Selling pressure on gold may continue
《每日经济新闻》 learned that the research report published by Gavekal mentioned above was written by Charles Gave and Louis-Vincent Gave. In the report, the two authors point out that for many years, the market has defaulted to U.S. Treasury bonds as the preferred reserve asset, and that what central banks around the world primarily hold is U.S. government bonds.
The report says that entering the second decade of this century, the return on gold has far outpaced others, and the return on Chinese government bonds is also the case. “Gold is clearly the ultimate ‘neutral’ asset; in other words, gold is not anyone’s liability.”
The report further notes that since the beginning of 2002, investors should have held gold rather than U.S. government bonds, and this judgment still holds today.
However, recently the price of gold has seen significant volatility, and the market has raised such questions—why did the price of gold fall sharply in the short term?

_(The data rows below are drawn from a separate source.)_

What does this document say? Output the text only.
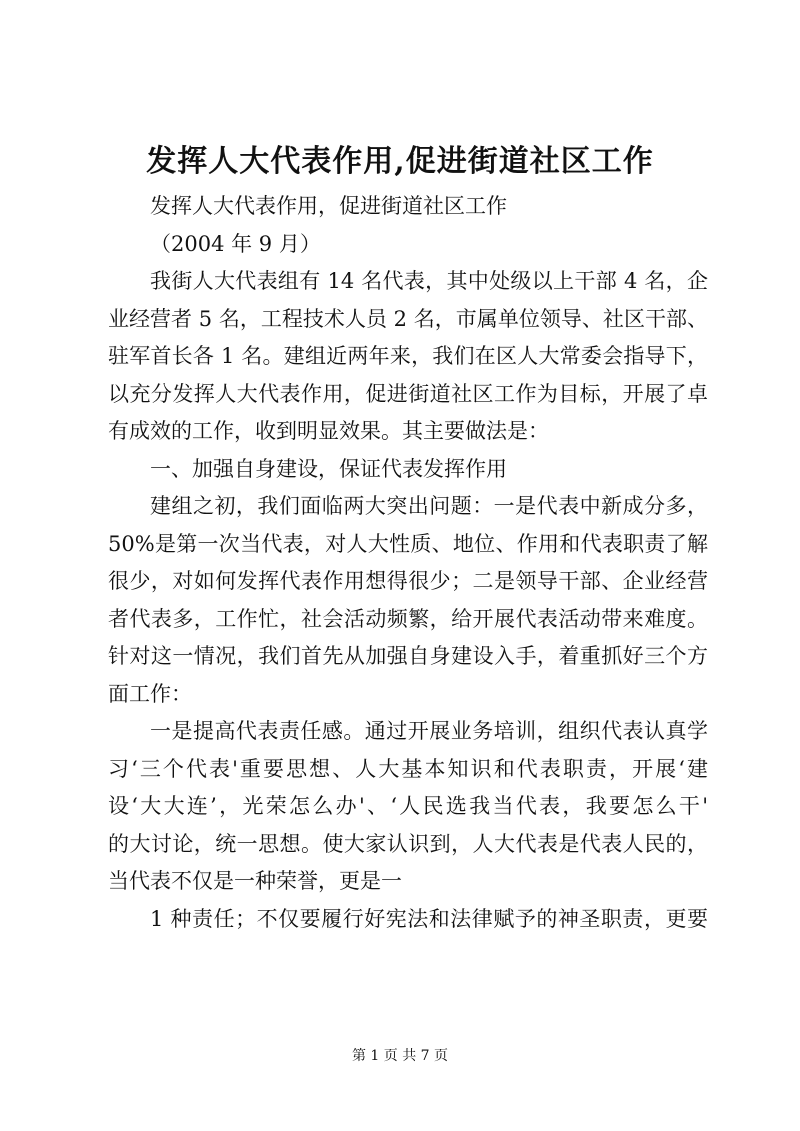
发挥人大代表作用,促进街道社区工作
发挥人大代表作用，促进街道社区工作
（2004 年 9 月）
我街人大代表组有 14 名代表，其中处级以上干部 4 名，企
业经营者 5 名，工程技术人员 2 名，市属单位领导、社区干部、
驻军首长各 1 名。建组近两年来，我们在区人大常委会指导下，
以充分发挥人大代表作用，促进街道社区工作为目标，开展了卓
有成效的工作，收到明显效果。其主要做法是：
一、加强自身建设，保证代表发挥作用
建组之初，我们面临两大突出问题：一是代表中新成分多，
50%是第一次当代表，对人大性质、地位、作用和代表职责了解
很少，对如何发挥代表作用想得很少；二是领导干部、企业经营
者代表多，工作忙，社会活动频繁，给开展代表活动带来难度。
针对这一情况，我们首先从加强自身建设入手，着重抓好三个方
面工作：
一是提高代表责任感。通过开展业务培训，组织代表认真学
习‘三个代表'重要思想、人大基本知识和代表职责，开展‘建
设‘大大连’，光荣怎么办'、‘人民选我当代表，我要怎么干'
的大讨论，统一思想。使大家认识到，人大代表是代表人民的，
当代表不仅是一种荣誉，更是一
1 种责任；不仅要履行好宪法和法律赋予的神圣职责，更要
第 1 页 共 7 页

The simplest explanation is that gold was previously severely overbought, and overbought assets often get hit. Public data shows that over the past four years, central banks around the world combined have purchased between one-quarter and one-third of the world’s annual gold mine output.
The research report further analyzes that another possible explanation is that the newly seated Federal Reserve will be more hawkish than the market expects, and the collapse of rate-cut expectations is undoubtedly one factor behind the recent pressure weighing on gold over the past few weeks. Once the market stabilizes, gold can resume its upward trend. However, the recent selling pressure on gold may persist until overall market volatility eases.

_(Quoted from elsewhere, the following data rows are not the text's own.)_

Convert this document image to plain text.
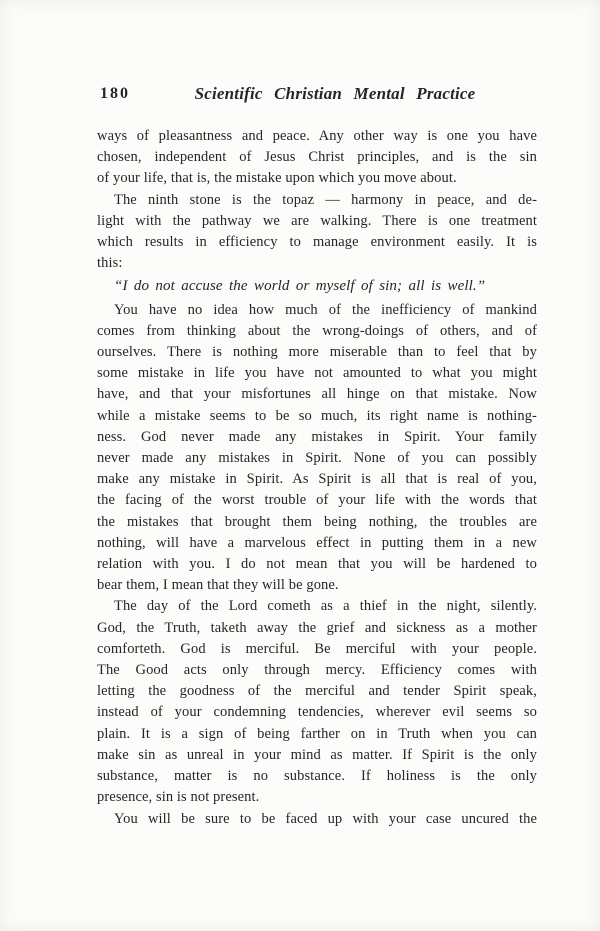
180	Scientific Christian Mental Practice
ways of pleasantness and peace. Any other way is one you have
chosen, independent of Jesus Christ principles, and is the sin
of your life, that is, the mistake upon which you move about.
The ninth stone is the topaz — harmony in peace, and de-
light with the pathway we are walking. There is one treatment
which results in efficiency to manage environment easily. It is
this:
“I do not accuse the world or myself of sin; all is well.”
You have no idea how much of the inefficiency of mankind
comes from thinking about the wrong-doings of others, and of
ourselves. There is nothing more miserable than to feel that by
some mistake in life you have not amounted to what you might
have, and that your misfortunes all hinge on that mistake. Now
while a mistake seems to be so much, its right name is nothing-
ness. God never made any mistakes in Spirit. Your family
never made any mistakes in Spirit. None of you can possibly
make any mistake in Spirit. As Spirit is all that is real of you,
the facing of the worst trouble of your life with the words that
the mistakes that brought them being nothing, the troubles are
nothing, will have a marvelous effect in putting them in a new
relation with you. I do not mean that you will be hardened to
bear them, I mean that they will be gone.
The day of the Lord cometh as a thief in the night, silently.
God, the Truth, taketh away the grief and sickness as a mother
comforteth. God is merciful. Be merciful with your people.
The Good acts only through mercy. Efficiency comes with
letting the goodness of the merciful and tender Spirit speak,
instead of your condemning tendencies, wherever evil seems so
plain. It is a sign of being farther on in Truth when you can
make sin as unreal in your mind as matter. If Spirit is the only
substance, matter is no substance. If holiness is the only
presence, sin is not present.
You will be sure to be faced up with your case uncured the
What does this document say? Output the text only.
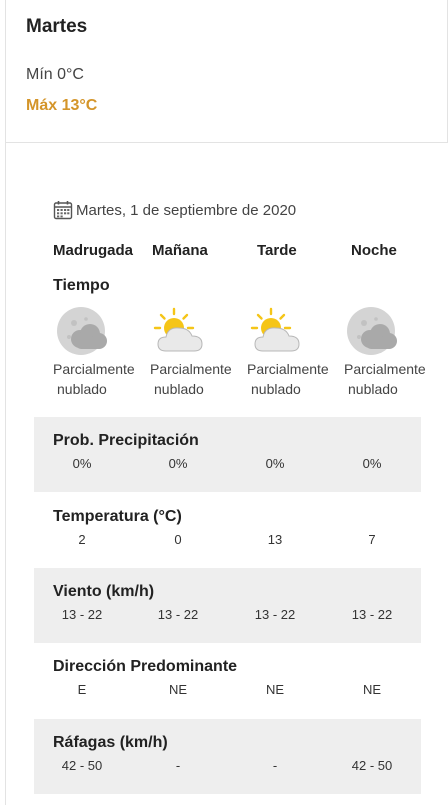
Martes
Mín 0°C
Máx 13°C
Martes, 1 de septiembre de 2020
Madrugada Mañana	Tarde	Noche
Tiempo
Parcialmente
nublado
Parcialmente
nublado
Parcialmente
nublado
Parcialmente
nublado
Prob. Precipitación
0%	0%	0%	0%
Temperatura (°C)
2	0	13	7
Viento (km/h)
13 - 22	13 - 22	13 - 22	13 - 22
Dirección Predominante
E	NE	NE	NE
Ráfagas (km/h)
42 - 50	-	-	42 - 50
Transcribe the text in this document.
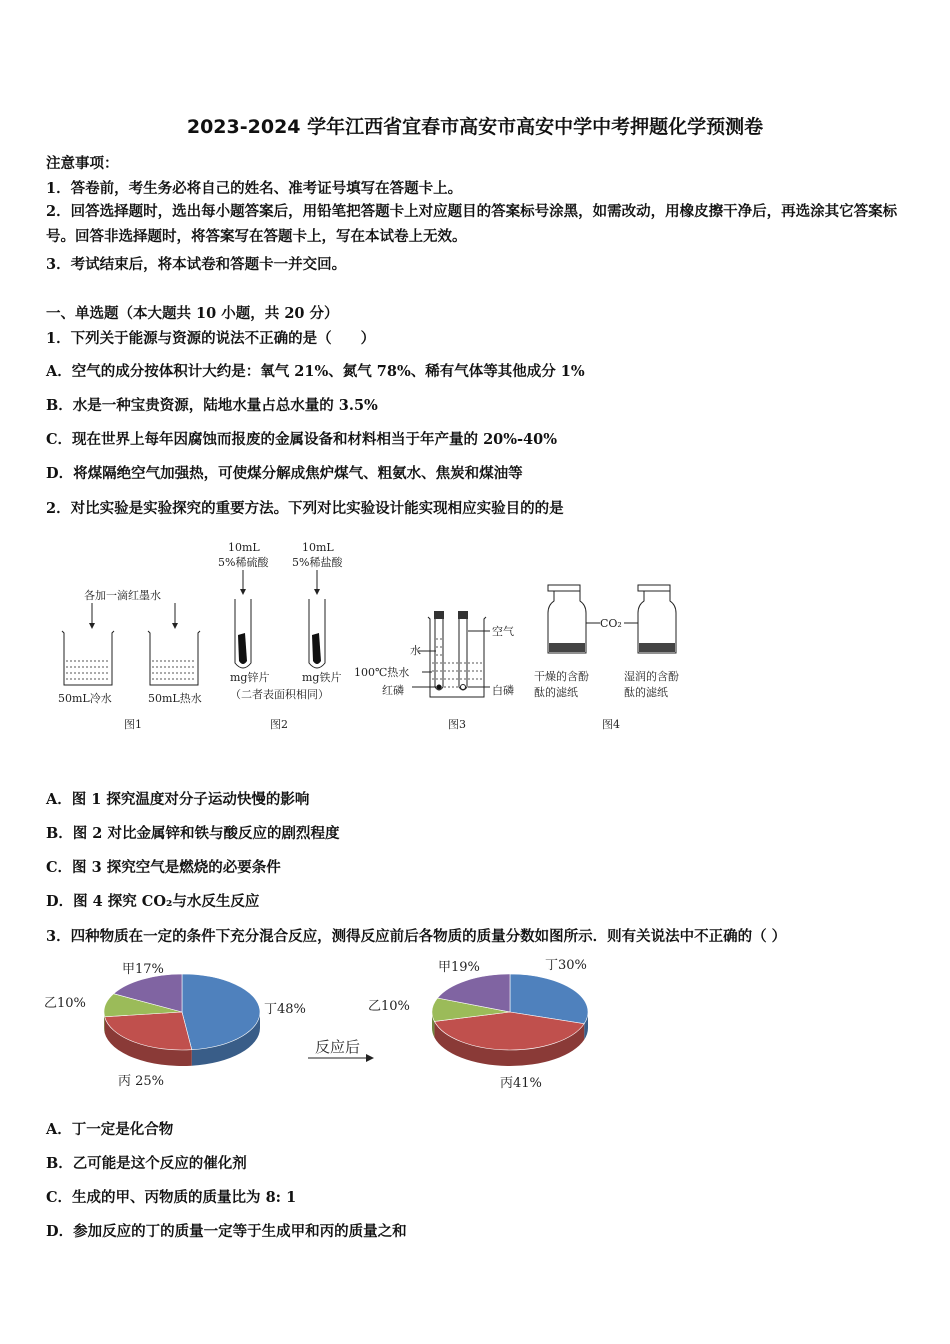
2023-2024 学年江西省宜春市高安市高安中学中考押题化学预测卷
注意事项：
1．答卷前，考生务必将自己的姓名、准考证号填写在答题卡上。
2．回答选择题时，选出每小题答案后，用铅笔把答题卡上对应题目的答案标号涂黑，如需改动，用橡皮擦干净后，再选涂其它答案标号。回答非选择题时，将答案写在答题卡上，写在本试卷上无效。
3．考试结束后，将本试卷和答题卡一并交回。
一、单选题（本大题共 10 小题，共 20 分）
1．下列关于能源与资源的说法不正确的是（　　）
A．空气的成分按体积计大约是：氧气 21%、氮气 78%、稀有气体等其他成分 1%
B．水是一种宝贵资源，陆地水量占总水量的 3.5%
C．现在世界上每年因腐蚀而报废的金属设备和材料相当于年产量的 20%-40%
D．将煤隔绝空气加强热，可使煤分解成焦炉煤气、粗氨水、焦炭和煤油等
2．对比实验是实验探究的重要方法。下列对比实验设计能实现相应实验目的的是
各加一滴红墨水
50mL冷水	50mL热水
图1
10mL
5%稀硫酸
10mL
5%稀盐酸
mg锌片	mg铁片
（二者表面积相同）
图2
水
空气
100℃热水
红磷	白磷
图3
CO₂
干燥的含酚
酞的滤纸
湿润的含酚
酞的滤纸
图4
A．图 1 探究温度对分子运动快慢的影响
B．图 2 对比金属锌和铁与酸反应的剧烈程度
C．图 3 探究空气是燃烧的必要条件
D．图 4 探究 CO₂与水反生反应
3．四种物质在一定的条件下充分混合反应，测得反应前后各物质的质量分数如图所示．则有关说法中不正确的（ ）
甲17%
乙10%
丙 25%
丁48%
甲19%
乙10%
丙41%
丁30%
反应后
A．丁一定是化合物
B．乙可能是这个反应的催化剂
C．生成的甲、丙物质的质量比为 8: 1
D．参加反应的丁的质量一定等于生成甲和丙的质量之和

In the above research report, the two authors also propose a new perspective: within the framework of the “Aleleparadox” and the “Wicksell interest rate theory,” the market assumes a binary choice between gold and U.S. government bonds, but people today are no longer living in such a binary world. For many countries, many central banks, and less dogmatic investors, Chinese government bonds are now a viable alternative choice.
Chinese government bonds’ hedging attributes stand out
The above research report shows that after experiencing geopolitical shocks, Chinese government bonds have performed steadily and are becoming a truly feasible alternative reserve asset.
“Since China began opening its bond market to foreign investors, we have stated multiple times the reasons for investing in Chinese government bonds.” In the research report, the two authors point out that the data itself speaks for the matter. Since 2012, investing in Chinese government bonds has been one of the few ways to make global government bond portfolios achieve returns that run ahead of U.S. inflation. During this period, investors who invested in other major bond markets suffered significant losses. For example, investing in the bond markets of Japan, Germany, and the United Kingdom even resulted in nominal negative returns. Among major peers, only Chinese government bonds outperformed U.S. inflation.
So what “macroeconomic” reasons can explain why Chinese government bonds can be seen as a potential reserve asset?
In response, the research report gives the following reasons: first, China firmly remains a global industrial superpower, laying a strong industrial foundation for renminbi assets; second, China’s advantages in global trade continue to stand out—now, aside from a few regions, China is the main trading partner for most parts of the world; third, China is now a world power electricity giant, forming a long-term comparative advantage in the power sector. The electricity produced by China is more than that of any other country, and at a lower cost. Given that the future “fuel” is electricity, China can generate, transmit, and store electricity at costs far below those of other countries, which is clearly a comparative advantage.